Mas então, acabei divergindo o assunto e fugindo do tema de explicar a casa (acho melhor a sala, que é alma e essência da casa) visualmente. Bom, temos muito sofás. Eu nunca percebi isso até ter que descrever o aspecto da nossa sala, e então parei pra pensar o porquê. A razão de a nossa sala ser praticamente selada por quatro sofás de diferentes cores e tamanhos é a seguinte, nós ganhamos todos eles. Sem dinheiro e disposição para adquirir móveis de verdade, nós contamos com doações de parentes próximos e longínquos, amigos, conhecidos e o ocasional vizinho que morria ou se mudava. Por sinal tínhamos (temos?) um quinto sofá, mas ele acabou virando a fortaleza da solidão, a batcaverna do gato do Manoel, o Manoelo. Nem me falem quanto ao ego. E esse sofá já foi tão incessantemente explorado (arranhado) e demarcado (mijado) que eu pessoalmente não o considero mais um sofá. É praticamente uma extensão do velho Manoelo, e põe velho nisso. Não sei como esse gato continua vivo. Ele já passou por umas três gerações de videojogos da Nintendo, nas mãos do Manoel. Lembrando também do último elemento que compõe a sala: Coisas jogadas. Em sua maioria coisas de videogames, como controles, jogos e acessórios em geral. Mas sem descartar o ocasional saco de Doritos ou folhas de papel em branco.

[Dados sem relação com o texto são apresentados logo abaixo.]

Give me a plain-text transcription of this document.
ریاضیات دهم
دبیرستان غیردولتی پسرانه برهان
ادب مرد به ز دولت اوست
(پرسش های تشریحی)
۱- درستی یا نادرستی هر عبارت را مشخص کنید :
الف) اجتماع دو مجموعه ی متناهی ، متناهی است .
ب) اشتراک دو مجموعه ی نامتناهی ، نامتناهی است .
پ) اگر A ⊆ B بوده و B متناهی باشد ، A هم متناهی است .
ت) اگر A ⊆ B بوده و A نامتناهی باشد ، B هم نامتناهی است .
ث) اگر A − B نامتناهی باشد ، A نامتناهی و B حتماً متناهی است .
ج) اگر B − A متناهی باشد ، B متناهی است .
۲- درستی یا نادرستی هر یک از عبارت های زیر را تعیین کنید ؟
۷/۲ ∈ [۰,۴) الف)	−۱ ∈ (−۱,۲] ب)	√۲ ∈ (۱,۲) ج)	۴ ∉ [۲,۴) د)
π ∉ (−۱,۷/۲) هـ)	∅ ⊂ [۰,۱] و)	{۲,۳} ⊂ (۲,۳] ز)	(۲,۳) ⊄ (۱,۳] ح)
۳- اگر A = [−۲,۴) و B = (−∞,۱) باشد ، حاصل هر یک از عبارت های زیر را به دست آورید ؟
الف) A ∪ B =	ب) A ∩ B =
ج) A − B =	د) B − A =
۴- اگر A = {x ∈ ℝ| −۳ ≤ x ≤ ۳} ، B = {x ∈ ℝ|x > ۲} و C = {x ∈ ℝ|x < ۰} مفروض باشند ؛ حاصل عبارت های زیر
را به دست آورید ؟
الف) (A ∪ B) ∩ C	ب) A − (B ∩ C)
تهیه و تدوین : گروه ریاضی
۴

E aqui estou eu, sentado no sofá longo mais do canto, o encostado na parede. Passando por todo aquele conhecido processo de acordar. Acordar parte do pressuposto de que a vida é uma merda e ser feliz é um processo que dá sono. Essa manhã (15:46) principalmente, acordei com dificuldades. E certamente eu não estava pronto para o Luan Santana e Cavaleiros do Zodíaco tão cedo. O Manoel sempre me pega de surpresa com essas, mas existe um costume. Sei lá. Eu quase gosto disso.

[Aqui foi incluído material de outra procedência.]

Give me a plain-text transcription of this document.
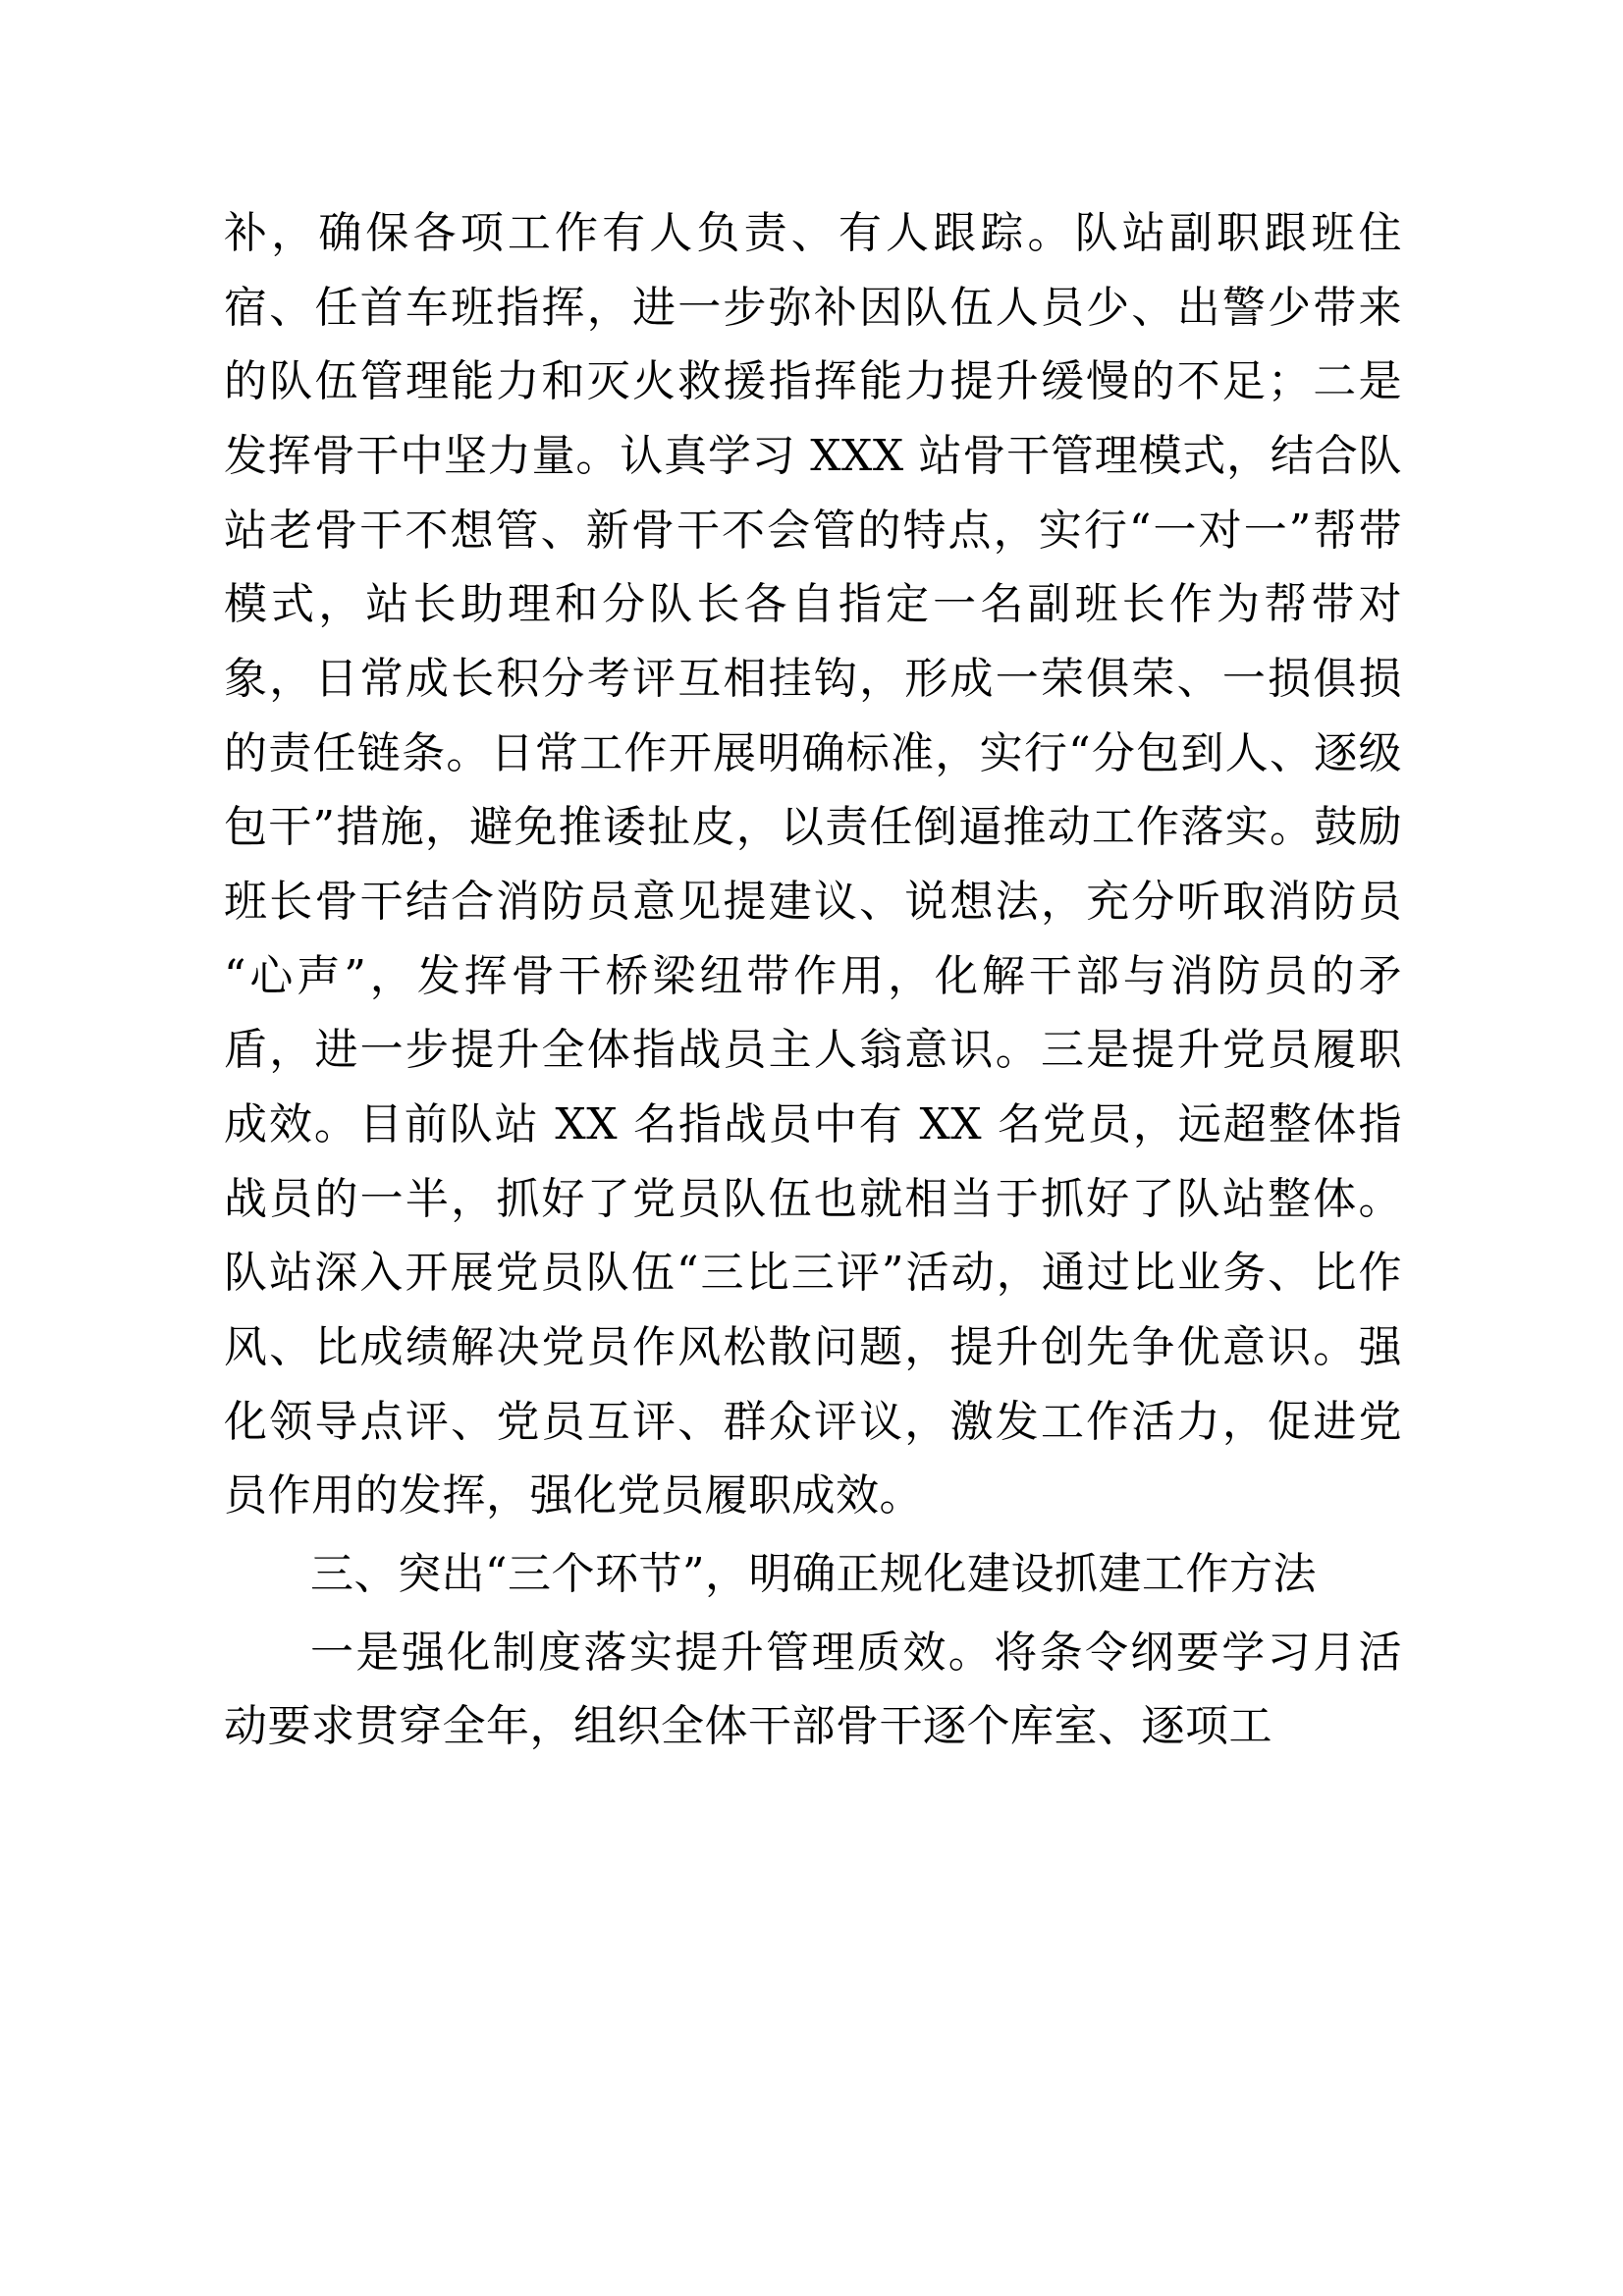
补，确保各项工作有人负责、有人跟踪。队站副职跟班住宿、任首车班指挥，进一步弥补因队伍人员少、出警少带来的队伍管理能力和灭火救援指挥能力提升缓慢的不足；二是发挥骨干中坚力量。认真学习 XXX 站骨干管理模式，结合队站老骨干不想管、新骨干不会管的特点，实行“一对一”帮带模式，站长助理和分队长各自指定一名副班长作为帮带对象，日常成长积分考评互相挂钩，形成一荣俱荣、一损俱损的责任链条。日常工作开展明确标准，实行“分包到人、逐级包干”措施，避免推诿扯皮，以责任倒逼推动工作落实。鼓励班长骨干结合消防员意见提建议、说想法，充分听取消防员“心声”，发挥骨干桥梁纽带作用，化解干部与消防员的矛盾，进一步提升全体指战员主人翁意识。三是提升党员履职成效。目前队站 XX 名指战员中有 XX 名党员，远超整体指战员的一半，抓好了党员队伍也就相当于抓好了队站整体。队站深入开展党员队伍“三比三评”活动，通过比业务、比作风、比成绩解决党员作风松散问题，提升创先争优意识。强化领导点评、党员互评、群众评议，激发工作活力，促进党员作用的发挥，强化党员履职成效。

三、突出“三个环节”，明确正规化建设抓建工作方法

一是强化制度落实提升管理质效。将条令纲要学习月活动要求贯穿全年，组织全体干部骨干逐个库室、逐项工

- Acorda cara! Bah, vamos fazer alguma coisa. Domingos já são um saco, e tu nunca colabora. Vamos lá, com vontade! Bah, fazer desse domingo, o melhor domingo de todos os domingos, desde o primeiro domingo.

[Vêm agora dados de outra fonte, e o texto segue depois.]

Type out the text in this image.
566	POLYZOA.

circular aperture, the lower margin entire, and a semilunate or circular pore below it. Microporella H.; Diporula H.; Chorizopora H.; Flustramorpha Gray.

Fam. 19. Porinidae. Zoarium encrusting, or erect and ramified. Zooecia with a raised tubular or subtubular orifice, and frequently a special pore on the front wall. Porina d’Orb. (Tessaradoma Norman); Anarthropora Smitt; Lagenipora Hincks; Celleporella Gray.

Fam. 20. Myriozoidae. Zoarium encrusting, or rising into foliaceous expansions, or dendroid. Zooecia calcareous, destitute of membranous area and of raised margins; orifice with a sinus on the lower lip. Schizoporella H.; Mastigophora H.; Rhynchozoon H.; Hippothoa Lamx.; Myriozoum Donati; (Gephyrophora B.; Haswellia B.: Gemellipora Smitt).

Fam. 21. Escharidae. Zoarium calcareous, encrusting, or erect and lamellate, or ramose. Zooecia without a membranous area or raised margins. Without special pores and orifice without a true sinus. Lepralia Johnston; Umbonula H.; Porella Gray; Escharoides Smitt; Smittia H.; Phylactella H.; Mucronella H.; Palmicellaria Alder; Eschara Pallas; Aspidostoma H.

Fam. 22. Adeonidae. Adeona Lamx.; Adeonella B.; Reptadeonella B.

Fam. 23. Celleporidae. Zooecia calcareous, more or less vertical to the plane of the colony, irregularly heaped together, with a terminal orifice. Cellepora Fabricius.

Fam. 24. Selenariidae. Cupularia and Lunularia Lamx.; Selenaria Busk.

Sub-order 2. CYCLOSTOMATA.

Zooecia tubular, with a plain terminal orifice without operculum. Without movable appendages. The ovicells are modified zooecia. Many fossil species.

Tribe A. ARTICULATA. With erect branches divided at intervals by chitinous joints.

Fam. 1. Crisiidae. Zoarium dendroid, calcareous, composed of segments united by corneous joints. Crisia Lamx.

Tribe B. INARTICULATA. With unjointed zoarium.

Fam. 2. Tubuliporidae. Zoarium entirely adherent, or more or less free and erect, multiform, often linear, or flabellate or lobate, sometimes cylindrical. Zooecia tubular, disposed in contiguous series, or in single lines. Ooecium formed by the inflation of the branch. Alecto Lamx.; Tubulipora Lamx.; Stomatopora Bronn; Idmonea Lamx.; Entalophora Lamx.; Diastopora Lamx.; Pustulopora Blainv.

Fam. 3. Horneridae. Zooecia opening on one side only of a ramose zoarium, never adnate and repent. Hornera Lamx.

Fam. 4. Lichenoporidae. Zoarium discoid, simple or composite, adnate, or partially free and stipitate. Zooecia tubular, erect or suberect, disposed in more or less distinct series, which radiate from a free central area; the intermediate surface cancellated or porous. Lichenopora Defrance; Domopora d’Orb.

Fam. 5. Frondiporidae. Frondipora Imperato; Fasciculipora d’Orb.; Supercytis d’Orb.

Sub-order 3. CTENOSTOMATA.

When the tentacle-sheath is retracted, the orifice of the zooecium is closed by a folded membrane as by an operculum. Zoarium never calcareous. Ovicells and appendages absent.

- Das nossas vidas ou de toda a humanidade?

- Os dois! Bah, cara, e cada um deles. Vamos lá! Vamos correr, sei lá. Tu não gosta de correr, ok cara. Vamos para o parque, jogar peteca ou algo tipo. Hein? Que tu acha? Fazer um exercício cara!

Sono, preguiça, de viver. Quase dormi de novo por um segundo. Só de pensar em parques. Não prestei atenção no geralmente curioso movimento de braços do Manoel enquanto tenta convencer as pessoas.

- Eu faria exercício no domingo se eu gostasse de exercícios, ou de domingos na verdade.

- Bah, qual é cara! Vamos lá, vai ser divertido e tal. Nunca fazemos nada direito, bah, a gente pode passear com o Manoelo, sei lá. Vai lá! Você nunca mas saiu de casa direito cara.

- Você quer mesmo passear com um gato? E um mais velho que o chat da UOL ainda por cima? Por que você não vai jogar Sonic, sei lá. Já acabou o primeiro?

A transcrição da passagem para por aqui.